Kolton Andrus, Founder and CEO of Gremlin, walks you through how we keep Gremlin at five 9s availability. Find out how to be reliable with Gremlin → https://www.gremlin.com/

FULL TRANSCRIPT:

 At Gremlin, we kind of sucked at this five years ago. We had the tooling, we had the expertise, we had the intent, and we struggled to get people to just run the test on a regular basis. It was a bit spotty. It was a bit one-off. Over the last couple of years, I've focused a lot of my time and effort on product and engineering, and one of the things I did when we built this new Reliability Management, we built these reliability scores, is I did a few things:

First of all, we have an on-call rotation at Gremlin. Every engineer takes a turn. Every engineer runs all the reliability tests the week they're on call. So we just made it clear this is every person on the team's responsibility. We're not pushing this off to one person. The next thing I did is in our product operations meetings and our engineering staff meetings, I pulled up the dashboard and I pulled up the score and I looked at it.
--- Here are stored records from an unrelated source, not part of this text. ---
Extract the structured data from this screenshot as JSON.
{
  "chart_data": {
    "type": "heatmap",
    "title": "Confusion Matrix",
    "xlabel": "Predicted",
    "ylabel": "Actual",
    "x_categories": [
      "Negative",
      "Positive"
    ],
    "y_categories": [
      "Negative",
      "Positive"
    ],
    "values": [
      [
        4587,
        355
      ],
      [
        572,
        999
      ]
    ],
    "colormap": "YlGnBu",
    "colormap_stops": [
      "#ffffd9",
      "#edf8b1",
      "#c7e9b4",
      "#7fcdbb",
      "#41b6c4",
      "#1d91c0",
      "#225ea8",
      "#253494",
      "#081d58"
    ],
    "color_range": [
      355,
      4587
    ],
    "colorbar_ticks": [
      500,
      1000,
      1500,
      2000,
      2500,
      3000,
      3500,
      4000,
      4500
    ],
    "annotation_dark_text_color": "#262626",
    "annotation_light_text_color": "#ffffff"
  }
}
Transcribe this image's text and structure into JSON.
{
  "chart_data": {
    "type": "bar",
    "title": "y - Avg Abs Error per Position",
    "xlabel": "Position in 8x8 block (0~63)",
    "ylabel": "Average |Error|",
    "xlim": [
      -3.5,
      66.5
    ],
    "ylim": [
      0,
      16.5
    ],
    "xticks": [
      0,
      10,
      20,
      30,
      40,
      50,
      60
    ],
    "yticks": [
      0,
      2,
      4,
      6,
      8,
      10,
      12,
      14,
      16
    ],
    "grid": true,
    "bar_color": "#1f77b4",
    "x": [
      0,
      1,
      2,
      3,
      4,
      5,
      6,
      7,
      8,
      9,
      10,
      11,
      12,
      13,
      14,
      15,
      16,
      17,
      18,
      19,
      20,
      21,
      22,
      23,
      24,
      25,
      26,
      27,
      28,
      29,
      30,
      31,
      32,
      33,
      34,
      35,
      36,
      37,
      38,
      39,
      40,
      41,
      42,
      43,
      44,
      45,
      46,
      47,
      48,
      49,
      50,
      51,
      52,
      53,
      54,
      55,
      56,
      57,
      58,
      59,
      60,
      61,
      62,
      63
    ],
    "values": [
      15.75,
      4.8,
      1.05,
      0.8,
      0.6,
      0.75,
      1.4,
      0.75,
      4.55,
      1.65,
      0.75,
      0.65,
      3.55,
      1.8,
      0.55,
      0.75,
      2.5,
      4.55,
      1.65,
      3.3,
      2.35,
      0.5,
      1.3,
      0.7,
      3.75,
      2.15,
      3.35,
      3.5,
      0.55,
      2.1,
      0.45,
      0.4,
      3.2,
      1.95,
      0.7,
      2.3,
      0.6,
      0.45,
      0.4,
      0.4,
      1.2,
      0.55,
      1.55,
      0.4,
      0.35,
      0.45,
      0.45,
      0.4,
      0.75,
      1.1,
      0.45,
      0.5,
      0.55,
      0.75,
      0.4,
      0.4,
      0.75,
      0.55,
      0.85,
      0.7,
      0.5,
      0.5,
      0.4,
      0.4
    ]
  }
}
And I asked questions about it and I said, this is important to me. And the team actually started in the on-call handoff comparing the diffs of the scores so they could explain why it had changed. Well, fast forward a couple of years, every person on my team has run all the tests.

Almost every test passes, our scores are in the upper nineties. I'll brag for a minute. We've been at four to five nines for the lifetime of the company. We know what we're doing here and we've practiced what we've preached, but the last couple of years have been exceptionally solid because of all the work we've done.

So it's hard to do, but if you bring in that accountability and those incentives you show your team that it's important. You can drive the right behavior.